Wales

Swansea council looks for tidal lagoon partners

Artist impression of lagoon Image copyright TLP
Image caption An independent review backed the previous lagoon plans in January 2017

A bid to kick-start the tidal lagoon project has been launched by Swansea council.

It has advertised for private sector partners to help it develop the energy project in Swansea Bay.

It described it as a "once in a generation opportunity to deliver a major strategic asset" for south west Wales.

Plans for a £1.3bn project were rejected in June by the UK government as not being value for money.

The decision was criticised by local politicians across the parties, including the Conservatives.

But the UK government said it would not pay developers Tidal Lagoon Power (TLP) the fee it wanted for energy.

This would be just for Swansea and not a network of lagoons around the coast envisaged by TLP.

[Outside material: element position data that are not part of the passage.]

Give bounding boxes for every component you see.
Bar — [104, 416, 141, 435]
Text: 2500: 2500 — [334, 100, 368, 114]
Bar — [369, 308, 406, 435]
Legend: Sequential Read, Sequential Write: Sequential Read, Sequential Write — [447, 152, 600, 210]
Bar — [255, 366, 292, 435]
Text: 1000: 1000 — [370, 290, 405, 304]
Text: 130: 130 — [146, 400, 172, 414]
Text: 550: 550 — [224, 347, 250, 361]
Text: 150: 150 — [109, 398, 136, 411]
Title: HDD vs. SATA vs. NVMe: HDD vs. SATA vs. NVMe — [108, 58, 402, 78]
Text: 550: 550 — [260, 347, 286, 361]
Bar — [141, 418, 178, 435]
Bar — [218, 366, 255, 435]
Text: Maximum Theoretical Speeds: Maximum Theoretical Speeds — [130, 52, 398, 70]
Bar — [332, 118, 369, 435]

The council said the project would evaluate commercial proposals for a reformatted development to operate without any subsidy, unlike the proposals put forward by TLP.

The partners would work on detailed planning , design and licensing.

Swansea council leader Rob Stewart told BBC Wales the building, funding and operating of the new tidal lagoon project would be very different from the proposals put forward by TLP in 2011.

He said it needed to be more attractive to investors and must have a quicker return on investment.

Image copyright TLP

Mr Stewart added that it would be a Welsh project without UK government involvement.

"I have said that the lagoon project is not dead," he said. "We are well into the procurement to secure new partners to deliver it and expect to announce further details in the next couple of weeks."

Because the proposed project would just involve a lagoon for Swansea Bay and generate a smaller amount of electricity each year than the original proposals, permission could be granted by the Welsh Government.

Swansea council said that the Welsh Government was prepared to consider substantial co-investment alongside a private sector partner.

The previous proposal included the Welsh Government offering £200m in return for a stake or loan.

Mr Stewart said he understands that is still on the table if a new viable proposition is put forward.

The proposals say that councils in the Swansea Bay City region would investigate whether the public sector in the area would be able to get its electricity directly from the lagoon.

The advert from Swansea Council for expressions of interest is on the Welsh Government's Sell2Wales website with a 7 December closing date.

The Welsh Government has been asked to comment.